Search code examples
rustrust-polars

How do I filter a polars DataFrame by verifying if the value of a column is contained by an vector?


I have a dataframe which has the column "ID" with data typed as UInt32 and I have a vector named ids. I want to return a dataframe with the rows which "ID" value is contained by the vector ids.

MINIMAL WANTED EXAMPLE

use polars::df;
use polars::prelude::*;

fn filter_by_id(table: &DataFrame, ids: Vec<u32>) -> DataFrame {
    df!{
        "ID" => &[1, 3, 5],
        "VALUE" => &["B", "D", "F"]
    }.unwrap()
}

fn main() {
    let table = df!{
        "ID" => &[0, 1, 2, 3, 4, 5],
        "VALUE" => &["A", "B", "C", "D", "E", "F"]
    }.unwrap();
    let ids = vec![1, 3, 5];
    let filtered_table = filter_by_id(&table, ids);
    println!("{:?}", table);
    println!("{:?}", filtered_table);
}
ID VALUE
0 A
1 B
2 C
3 D
4 E
5 F

filter vector = [1, 3, 5]

wanted output =

ID VALUE
1 B
3 D
5 F

Solution

  • polars mostly operates on Series and Expr types.
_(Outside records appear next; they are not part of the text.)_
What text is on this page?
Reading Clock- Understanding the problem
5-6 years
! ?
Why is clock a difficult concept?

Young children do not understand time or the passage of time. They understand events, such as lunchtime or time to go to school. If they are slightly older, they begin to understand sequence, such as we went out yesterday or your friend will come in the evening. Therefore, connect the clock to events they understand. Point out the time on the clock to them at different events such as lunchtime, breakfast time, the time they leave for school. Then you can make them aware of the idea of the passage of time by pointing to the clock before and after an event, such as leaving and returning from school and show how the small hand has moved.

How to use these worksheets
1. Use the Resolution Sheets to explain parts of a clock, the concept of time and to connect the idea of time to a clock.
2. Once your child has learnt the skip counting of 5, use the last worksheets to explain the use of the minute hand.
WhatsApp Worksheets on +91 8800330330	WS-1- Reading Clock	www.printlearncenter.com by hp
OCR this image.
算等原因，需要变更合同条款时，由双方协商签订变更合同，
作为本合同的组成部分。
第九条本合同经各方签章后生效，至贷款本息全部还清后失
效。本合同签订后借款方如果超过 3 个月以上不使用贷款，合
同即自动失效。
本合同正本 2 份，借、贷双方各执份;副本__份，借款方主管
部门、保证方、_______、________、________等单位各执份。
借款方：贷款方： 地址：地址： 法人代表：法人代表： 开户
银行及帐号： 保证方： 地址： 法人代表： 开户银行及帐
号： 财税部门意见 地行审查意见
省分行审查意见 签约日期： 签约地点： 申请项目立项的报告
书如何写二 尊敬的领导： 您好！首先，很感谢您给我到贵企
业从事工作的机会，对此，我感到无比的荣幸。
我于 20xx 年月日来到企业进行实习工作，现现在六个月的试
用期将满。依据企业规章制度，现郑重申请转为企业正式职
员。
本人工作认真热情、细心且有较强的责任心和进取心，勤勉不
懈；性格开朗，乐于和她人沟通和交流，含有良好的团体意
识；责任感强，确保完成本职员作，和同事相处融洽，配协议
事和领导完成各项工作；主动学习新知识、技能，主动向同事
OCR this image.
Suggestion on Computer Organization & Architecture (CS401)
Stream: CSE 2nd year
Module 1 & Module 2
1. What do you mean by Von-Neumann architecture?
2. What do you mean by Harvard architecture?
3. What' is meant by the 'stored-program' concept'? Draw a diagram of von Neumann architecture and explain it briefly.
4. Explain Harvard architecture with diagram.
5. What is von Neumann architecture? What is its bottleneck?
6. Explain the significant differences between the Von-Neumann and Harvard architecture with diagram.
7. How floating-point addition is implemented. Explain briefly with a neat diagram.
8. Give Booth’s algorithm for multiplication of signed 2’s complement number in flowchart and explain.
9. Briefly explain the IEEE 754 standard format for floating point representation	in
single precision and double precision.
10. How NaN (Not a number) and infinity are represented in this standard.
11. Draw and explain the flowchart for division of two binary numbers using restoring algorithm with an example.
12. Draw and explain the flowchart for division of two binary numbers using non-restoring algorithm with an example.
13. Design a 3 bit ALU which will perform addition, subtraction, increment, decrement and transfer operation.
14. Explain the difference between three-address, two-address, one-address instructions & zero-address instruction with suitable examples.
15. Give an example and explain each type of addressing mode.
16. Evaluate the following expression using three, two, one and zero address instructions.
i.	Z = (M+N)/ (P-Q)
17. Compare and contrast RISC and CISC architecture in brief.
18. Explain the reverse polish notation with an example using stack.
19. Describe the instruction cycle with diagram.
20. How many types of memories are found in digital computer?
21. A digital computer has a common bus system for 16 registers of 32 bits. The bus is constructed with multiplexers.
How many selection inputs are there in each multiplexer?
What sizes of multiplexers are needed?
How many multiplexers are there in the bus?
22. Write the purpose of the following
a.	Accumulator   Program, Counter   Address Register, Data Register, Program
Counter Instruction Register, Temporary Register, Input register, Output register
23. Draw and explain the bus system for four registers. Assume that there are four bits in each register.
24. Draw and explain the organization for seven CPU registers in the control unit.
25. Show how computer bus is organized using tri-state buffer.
So by converting your vec to a Series you can accomplish this task relatively easy.

    
    use polars::df;
    use polars::prelude::*;
    
    fn main () {
        let table = df!{
            "ID" => &[0, 1, 2, 3, 4, 5],
            "VALUE" => &["A", "B", "C", "D", "E", "F"]
        }.unwrap();
        let ids = vec![1, 3, 5];
        // convert the vec to `Series`
        let ids_series = Series::new("ID", ids);
        // create a filter expression
        let filter_expr = col("ID").is_in(lit(ids_series));
        // filter the dataframe on the expression
        let filtered = table.lazy().filter(filter_expr).collect().unwrap();
        println!("{:?}", filtered);
    }
    

    Note: you will need to add the features lazy and is_in

    cargo add polars --features lazy,is_in